Wednesday, November 29th

Zentralinstitut für Kunstgeschichte, Katharina-von-Bora-Str. 10, 80333 Munich, Room 242

2:00–2:30pm
Miriam Said (Tufts University, Medford) and Felix Jäger (The Courtauld Institute of Art, London):
Welcome and Introduction

Session I: Beginnings and Ends

2:30–3:00pm
Reena Perschke (University of Leicester):
“Gazing into the Grave: Apotropaic Anthropomorphs in Megalithic Tombs”

3:00–3:30pm
Meg Bernstein (Alfred University) and Meg Boulton (University of York):
“Art after the End of the World?
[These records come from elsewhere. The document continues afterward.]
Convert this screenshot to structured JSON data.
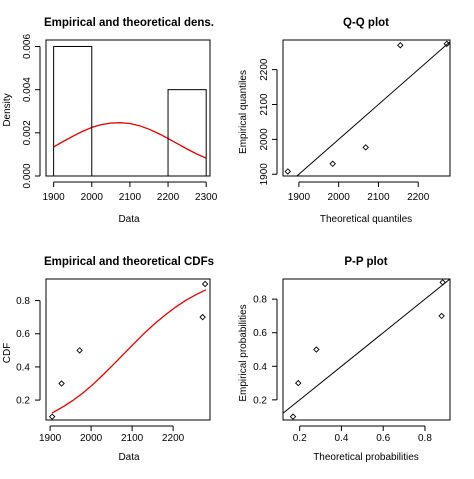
{
  "chart_data": [
    {
      "type": "histogram+density",
      "title": "Empirical and theoretical dens.",
      "xlabel": "Data",
      "ylabel": "Density",
      "xlim": [
        1880,
        2310
      ],
      "ylim": [
        0,
        0.0063
      ],
      "x_ticks": [
        "1900",
        "2000",
        "2100",
        "2200",
        "2300"
      ],
      "y_ticks": [
        "0.000",
        "0.002",
        "0.004",
        "0.006"
      ],
      "bins": [
        {
          "x0": 1900,
          "x1": 2000,
          "density": 0.006
        },
        {
          "x0": 2200,
          "x1": 2300,
          "density": 0.004
        }
      ],
      "density_curve": {
        "color": "#e00000",
        "x": [
          1900,
          1925,
          1950,
          1975,
          2000,
          2025,
          2050,
          2075,
          2100,
          2125,
          2150,
          2175,
          2200,
          2225,
          2250,
          2275,
          2300
        ],
        "y": [
          0.00135,
          0.0016,
          0.00184,
          0.00206,
          0.00225,
          0.00238,
          0.00245,
          0.00247,
          0.00243,
          0.00233,
          0.00217,
          0.00197,
          0.00174,
          0.00149,
          0.00125,
          0.00102,
          0.00083
        ]
      }
    },
    {
      "type": "scatter",
      "title": "Q-Q plot",
      "xlabel": "Theoretical quantiles",
      "ylabel": "Empirical quantiles",
      "xlim": [
        1860,
        2280
      ],
      "ylim": [
        1895,
        2285
      ],
      "x_ticks": [
        "1900",
        "2000",
        "2100",
        "2200"
      ],
      "y_ticks": [
        "1900",
        "2000",
        "2100",
        "2200"
      ],
      "points": {
        "x": [
          1872,
          1985,
          2068,
          2155,
          2272
        ],
        "y": [
          1908,
          1930,
          1977,
          2270,
          2274
        ]
      },
      "reference_line": {
        "x": [
          1860,
          2280
        ],
        "y": [
          1860,
          2280
        ]
      }
    },
    {
      "type": "scatter+cdf",
      "title": "Empirical and theoretical CDFs",
      "xlabel": "Data",
      "ylabel": "CDF",
      "xlim": [
        1890,
        2290
      ],
      "ylim": [
        0.08,
        0.93
      ],
      "x_ticks": [
        "1900",
        "2000",
        "2100",
        "2200"
      ],
      "y_ticks": [
        "0.2",
        "0.4",
        "0.6",
        "0.8"
      ],
      "points": {
        "x": [
          1905,
          1928,
          1972,
          2272,
          2278
        ],
        "y": [
          0.1,
          0.3,
          0.5,
          0.7,
          0.9
        ]
      },
      "cdf_curve": {
        "color": "#e00000",
        "x": [
          1905,
          1930,
          1955,
          1980,
          2005,
          2030,
          2055,
          2080,
          2105,
          2130,
          2155,
          2180,
          2205,
          2230,
          2255,
          2280
        ],
        "y": [
          0.123,
          0.157,
          0.197,
          0.243,
          0.296,
          0.354,
          0.416,
          0.479,
          0.542,
          0.603,
          0.66,
          0.712,
          0.759,
          0.8,
          0.835,
          0.865
        ]
      }
    },
    {
      "type": "scatter",
      "title": "P-P plot",
      "xlabel": "Theoretical probabilities",
      "ylabel": "Empirical probabilities",
      "xlim": [
        0.12,
        0.92
      ],
      "ylim": [
        0.08,
        0.92
      ],
      "x_ticks": [
        "0.2",
        "0.4",
        "0.6",
        "0.8"
      ],
      "y_ticks": [
        "0.2",
        "0.4",
        "0.6",
        "0.8"
      ],
      "points": {
        "x": [
          0.168,
          0.193,
          0.28,
          0.88,
          0.885
        ],
        "y": [
          0.1,
          0.3,
          0.5,
          0.7,
          0.9
        ]
      },
      "reference_line": {
        "x": [
          0.12,
          0.92
        ],
        "y": [
          0.12,
          0.92
        ]
      }
    }
  ]
}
Vibrating Architecture, Uncertain Apotropaism and the Birth of the Romanesque”

3:30–4:00pm
Coffee Break

Session II: Eying Sex and Gender

4:00–4:30pm
Tamara Golan (University of Chicago):
“Gender and the Magical Ties that Bind: The Drawings of Niklaus Manuel”

4:30–5:00pm
Lorne G. Darnell (The Courtauld Institute of Art, London)
“Reflections on the Rural Exotic: Some 'Witch’s Marks' in Pieter Brueghel’s Peasant Feast”

5:00–5:30pm
Ulrich Pfisterer (Ludwig-Maximilians-Universität / Zentralinstitut für Kunstgeschichte, Munich):
“Attraction and Repulsion: Seeing Sex and Obscenity in Medieval and Early Modern Art”

5:30–6:15pm
Coffee Break

6:15–7:30pm / Keynote
Benjamin Anderson (Cornell University, Ithaca):
“Apotropaics and Aesthetics”

7:30–9:00pm
Reception

---

Thursday, November 30th

Staatliches Museum für Ägyptische Kunst, Gabelsbergerstr. 35, 80333 Munich, Auditorium

Session III: Materialities of Magic

11:00–11:30am
Jessica Lamont (Yale University, New Haven):
“Like Affects Like: Magic and Medicine in Classical Greece”

11:30–12:00pm
Minou Schraven (Amsterdam University College):
“Making Sense of Building Deposits: Cats, Coins, and other Miracle-Working Objects between Local History and Universalism”

12:00–1:00pm
Lunch (not provided)

Session IV: Resistent Apotropaics

1:00–1:30pm
Radek Przdpełski (Trinity College, Dublin):
“Apotropaic Media and Polish-Tatar Cosmotechnics”

1:30–2:00pm
Hana Gründler (Kunsthistorisches Institut – Max-Planck-Institut, Florence):
“The Subversive Power of Non-Official Art in the ČSSR”

2:00–2:30pm
Coffee Break

Session V: Unsettling Modern Art

2:30–3:00pm
Thierry Greub (Universität zu Köln):
“Cy Twombly’s ‘Aesthetics of Protection’”

3:00–3:30pm
Final Remarks and Open Questions

This is a hybrid event, hosted in person in Munich, and online at the following link: https://us02web.zoom.us/j/85659345839?pwd=UmFZYU0xN1NxMGJ1MjlQM054NXgvZz09. Meeting-ID: 856 5934 5839 | Passwort: 148258.

---

This conference is generously hosted by the Zentralinstitut für Kunstgeschichte and the Staatliches Museum Ägyptischer Kunst in Munich, and supported by Ludwig-Maximilians-Universität, Tufts University, and the Courtauld Institute of Art. It is organized by Dr Felix Jäger (The Courtauld Institute of Art) and Asst Prof Dr Miriam Said (Tufts University).